Unbeknown to the students, the professor tried to raise the demon clown Killjoy (portrayed by Trent Haaga) before he left to use him to get his revenge. But since the professor didn’t give Killjoy the name of his intended victim before he left town, the demon starts to pull his students through the mirror to lure him out of hiding. The professor and his students must now fight and defeat Killjoy and his three clown followers, Punch, Freakshow and Batty Boop, in order to survive.

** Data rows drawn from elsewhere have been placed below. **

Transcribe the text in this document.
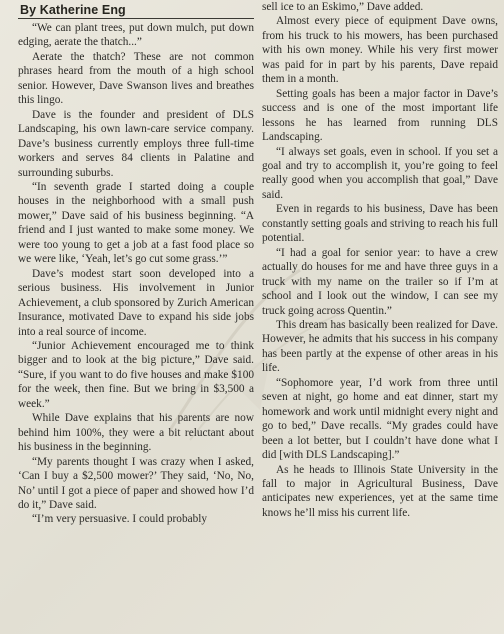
By Katherine Eng

“We can plant trees, put down mulch, put down edging, aerate the thatch...”

Aerate the thatch? These are not common phrases heard from the mouth of a high school senior. However, Dave Swanson lives and breathes this lingo.

Dave is the founder and president of DLS Landscaping, his own lawn-care service company. Dave’s business currently employs three full-time workers and serves 84 clients in Palatine and surrounding suburbs.

“In seventh grade I started doing a couple houses in the neighborhood with a small push mower,” Dave said of his business beginning. “A friend and I just wanted to make some money. We were too young to get a job at a fast food place so we were like, ‘Yeah, let’s go cut some grass.’”

Dave’s modest start soon developed into a serious business. His involvement in Junior Achievement, a club sponsored by Zurich American Insurance, motivated Dave to expand his side jobs into a real source of income.

“Junior Achievement encouraged me to think bigger and to look at the big picture,” Dave said. “Sure, if you want to do five houses and make $100 for the week, then fine. But we bring in $3,500 a week.”

While Dave explains that his parents are now behind him 100%, they were a bit reluctant about his business in the beginning.

“My parents thought I was crazy when I asked, ‘Can I buy a $2,500 mower?’ They said, ‘No, No, No’ until I got a piece of paper and showed how I’d do it,” Dave said.

“I’m very persuasive. I could probably

sell ice to an Eskimo,” Dave added.

Almost every piece of equipment Dave owns, from his truck to his mowers, has been purchased with his own money. While his very first mower was paid for in part by his parents, Dave repaid them in a month.

Setting goals has been a major factor in Dave’s success and is one of the most important life lessons he has learned from running DLS Landscaping.

“I always set goals, even in school. If you set a goal and try to accomplish it, you’re going to feel really good when you accomplish that goal,” Dave said.

Even in regards to his business, Dave has been constantly setting goals and striving to reach his full potential.

“I had a goal for senior year: to have a crew actually do houses for me and have three guys in a truck with my name on the trailer so if I’m at school and I look out the window, I can see my truck going across Quentin.”

This dream has basically been realized for Dave. However, he admits that his success in his company has been partly at the expense of other areas in his life.

“Sophomore year, I’d work from three until seven at night, go home and eat dinner, start my homework and work until midnight every night and go to bed,” Dave recalls. “My grades could have been a lot better, but I couldn’t have done what I did [with DLS Landscaping].”

As he heads to Illinois State University in the fall to major in Agricultural Business, Dave anticipates new experiences, yet at the same time knows he’ll miss his current life.
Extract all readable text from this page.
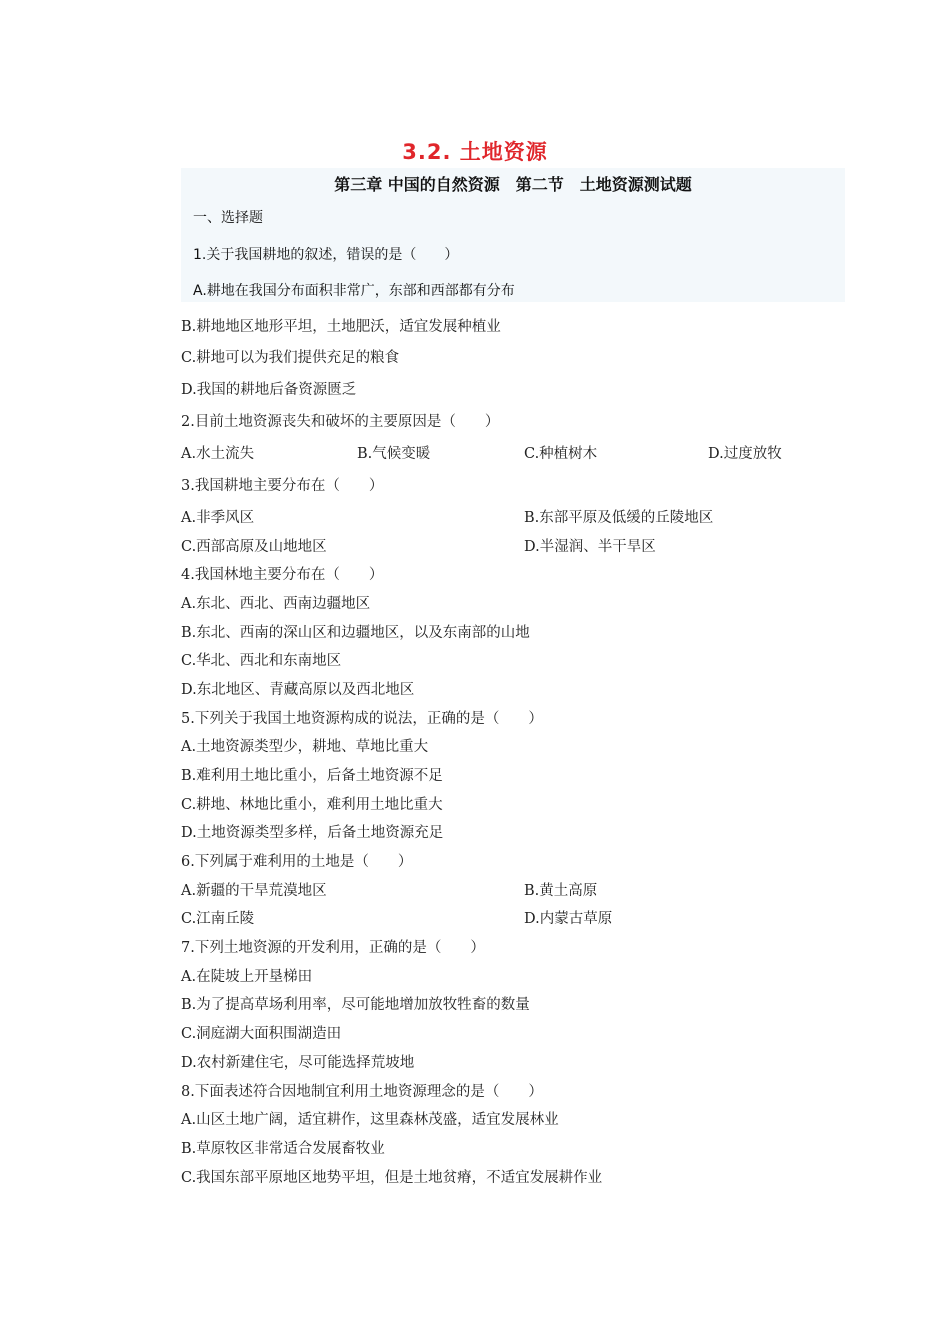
3.2. 土地资源
第三章 中国的自然资源　第二节　土地资源测试题
一、选择题
1.关于我国耕地的叙述，错误的是（　　）
A.耕地在我国分布面积非常广，东部和西部都有分布
B.耕地地区地形平坦，土地肥沃，适宜发展种植业
C.耕地可以为我们提供充足的粮食
D.我国的耕地后备资源匮乏
2.目前土地资源丧失和破坏的主要原因是（　　）
A.水土流失	B.气候变暖	C.种植树木	D.过度放牧
3.我国耕地主要分布在（　　）
A.非季风区	B.东部平原及低缓的丘陵地区
C.西部高原及山地地区	D.半湿润、半干旱区
4.我国林地主要分布在（　　）
A.东北、西北、西南边疆地区
B.东北、西南的深山区和边疆地区，以及东南部的山地
C.华北、西北和东南地区
D.东北地区、青藏高原以及西北地区
5.下列关于我国土地资源构成的说法，正确的是（　　）
A.土地资源类型少，耕地、草地比重大
B.难利用土地比重小，后备土地资源不足
C.耕地、林地比重小，难利用土地比重大
D.土地资源类型多样，后备土地资源充足
6.下列属于难利用的土地是（　　）
A.新疆的干旱荒漠地区	B.黄土高原
C.江南丘陵	D.内蒙古草原
7.下列土地资源的开发利用，正确的是（　　）
A.在陡坡上开垦梯田
B.为了提高草场利用率，尽可能地增加放牧牲畜的数量
C.洞庭湖大面积围湖造田
D.农村新建住宅，尽可能选择荒坡地
8.下面表述符合因地制宜利用土地资源理念的是（　　）
A.山区土地广阔，适宜耕作，这里森林茂盛，适宜发展林业
B.草原牧区非常适合发展畜牧业
C.我国东部平原地区地势平坦，但是土地贫瘠，不适宜发展耕作业
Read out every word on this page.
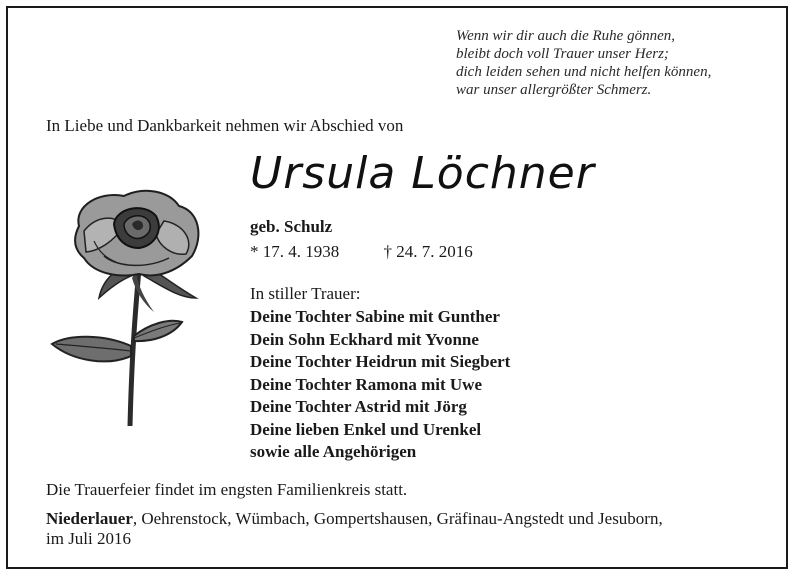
Wenn wir dir auch die Ruhe gönnen,
bleibt doch voll Trauer unser Herz;
dich leiden sehen und nicht helfen können,
war unser allergrößter Schmerz.
In Liebe und Dankbarkeit nehmen wir Abschied von
Ursula Löchner
geb. Schulz
* 17. 4. 1938	† 24. 7. 2016
In stiller Trauer:
Deine Tochter Sabine mit Gunther
Dein Sohn Eckhard mit Yvonne
Deine Tochter Heidrun mit Siegbert
Deine Tochter Ramona mit Uwe
Deine Tochter Astrid mit Jörg
Deine lieben Enkel und Urenkel
sowie alle Angehörigen
Die Trauerfeier findet im engsten Familienkreis statt.
Niederlauer, Oehrenstock, Wümbach, Gompertshausen, Gräfinau-Angstedt und Jesuborn,
im Juli 2016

While Killjoy isn’t nearly as terrifying as Pennywise the Dancing Clown from ‘It,’ the latest film in the Full Moon Features trilogy does succeed at bringing some laughs back to the usually overlooked comedic horror sub-genre. While Killjoy’s goal is to get the professor to give him the name of his intended victim and finds joy in terrorizing the students, he doesn’t take himself too seriously. A prime example of this is when Sandy tries to seduce and use him just to make Batty Boop jealous, but he doesn’t seem to mind that Batty Boop falls for Sandy’s trick. He just views Sandy as another easy target he can conquer.